Comcast reached a deal with CBS to offer subscribers more of the Eye’s shows on video-on-demand and they cut a separate pact to offer all past seasons of two shows through its multiscreen Streampix service — giving the cable giant a bit more ammunition to fight over-the-top services like Netflix.

Comcast, under an update to its previous VOD agreement with CBS, will offer more of the Eye’s current primetime TV shows for free through Xfinity On Demand and online at Xfinity.com. That includes an expanded selection of CBS’ returning shows such as “The Good Wife,” “2 Broke Girls,” “Person of Interest” and “The Mentalist,” plus new premiering series such as “The Crazy Ones” and “Mom.”

Under a separate pact, Comcast will offer the four previous seasons of CBS’ “The Good Wife” on its Xfinity Streampix subscription VOD service (while every episode of the current season will be available on the standard Xfinity On Demand service) as well as all eight seasons of The WB’s “Charmed.”

Terms of the deals were not disclosed. CBS agreed to provide additional VOD of current-season shows to Comcast because that viewing will now be counted toward Nielsen C3 ratings, according to a source familiar with the deal; in addition, fast-forward functions on CBS VOD content will now be disabled on Comcast. The deal for the full seasons of “The Good Wife” and “Charmed” for the Streampix SVOD service involved compensation to CBS, according to the source.

Scott Koondel, chief corporate content licensing officer for CBS, noted in a statement that the deal “provides CBS with yet another way to monetize our content.” Another benefit to CBS, according to Koondel: Adding Streampix as a subscription VOD partner “will enable more fans to catch up on past episodes and in turn support in-season viewership.”

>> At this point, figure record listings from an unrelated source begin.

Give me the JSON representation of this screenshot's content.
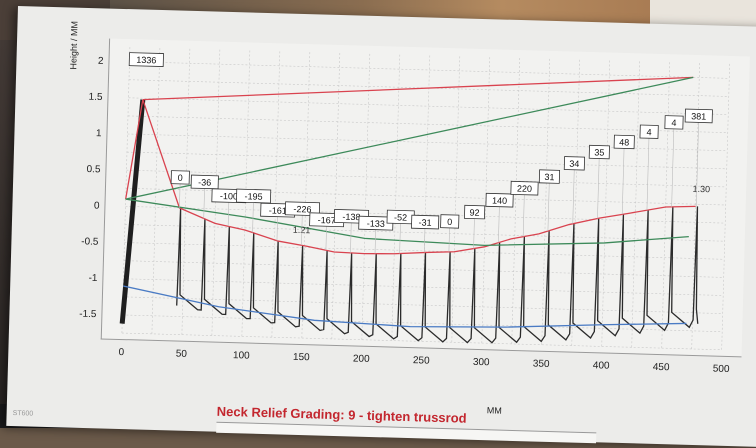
{
  "chart_data": {
    "type": "line",
    "title": "",
    "xlabel": "MM",
    "ylabel": "Height / MM",
    "xlim": [
      0,
      500
    ],
    "ylim": [
      -1.75,
      2.2
    ],
    "x_ticks": [
      0,
      50,
      100,
      150,
      200,
      250,
      300,
      350,
      400,
      450,
      500
    ],
    "y_ticks": [
      -1.5,
      -1,
      -0.5,
      0,
      0.5,
      1,
      1.5,
      2
    ],
    "grid": true,
    "series": [
      {
        "color": "#d9434f",
        "x": [
          0,
          12,
          45,
          75,
          100,
          128,
          152,
          175,
          200,
          225,
          252,
          275,
          300,
          322,
          345,
          370,
          395,
          420,
          450,
          475
        ],
        "y": [
          0.1,
          1.48,
          0.0,
          -0.2,
          -0.28,
          -0.42,
          -0.48,
          -0.55,
          -0.56,
          -0.55,
          -0.52,
          -0.5,
          -0.42,
          -0.3,
          -0.22,
          -0.08,
          0.02,
          0.1,
          0.2,
          0.22
        ]
      },
      {
        "color": "#d9434f",
        "x": [
          12,
          470
        ],
        "y": [
          1.48,
          2.0
        ]
      },
      {
        "color": "#3d8a5a",
        "x": [
          0,
          470
        ],
        "y": [
          0.1,
          2.0
        ]
      },
      {
        "color": "#3d8a5a",
        "x": [
          0,
          100,
          200,
          300,
          400,
          470
        ],
        "y": [
          0.1,
          -0.1,
          -0.35,
          -0.4,
          -0.32,
          -0.2
        ]
      },
      {
        "color": "#4a7bc4",
        "x": [
          0,
          80,
          160,
          240,
          320,
          400,
          470
        ],
        "y": [
          -1.1,
          -1.35,
          -1.5,
          -1.55,
          -1.52,
          -1.45,
          -1.4
        ]
      }
    ],
    "fret_slope_values": [
      0,
      -36,
      -100,
      -195,
      -161,
      -226,
      -167,
      -138,
      -133,
      -52,
      -31,
      0,
      92,
      140,
      220,
      31,
      34,
      35,
      48,
      4,
      4,
      381
    ],
    "annotations": [
      "1336",
      "1.21",
      "1.30"
    ]
  },
  "footer": {
    "grading": "Neck Relief Grading: 9 - tighten trussrod",
    "corner_id": "ST600"
  }
}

CBS plans to make additional episodes of select series available throughout the season to let Comcast subscribers catch up.

Comcast’s Streampix, which provides several thousand TV shows and movies available across multiple devices, costs $4.99 per month extra beyond basic cable but the service is included for no additional charge with certain double- and triple-play bundles.

In the recent retransmission-consent negotiations between Time Warner Cable and CBS, Internet-streaming video rights became a point of contention. The cable operator wanted to get expanded online video content rights as part of paying a higher retrans fee, while CBS wanted to get paid separately for SVOD rights.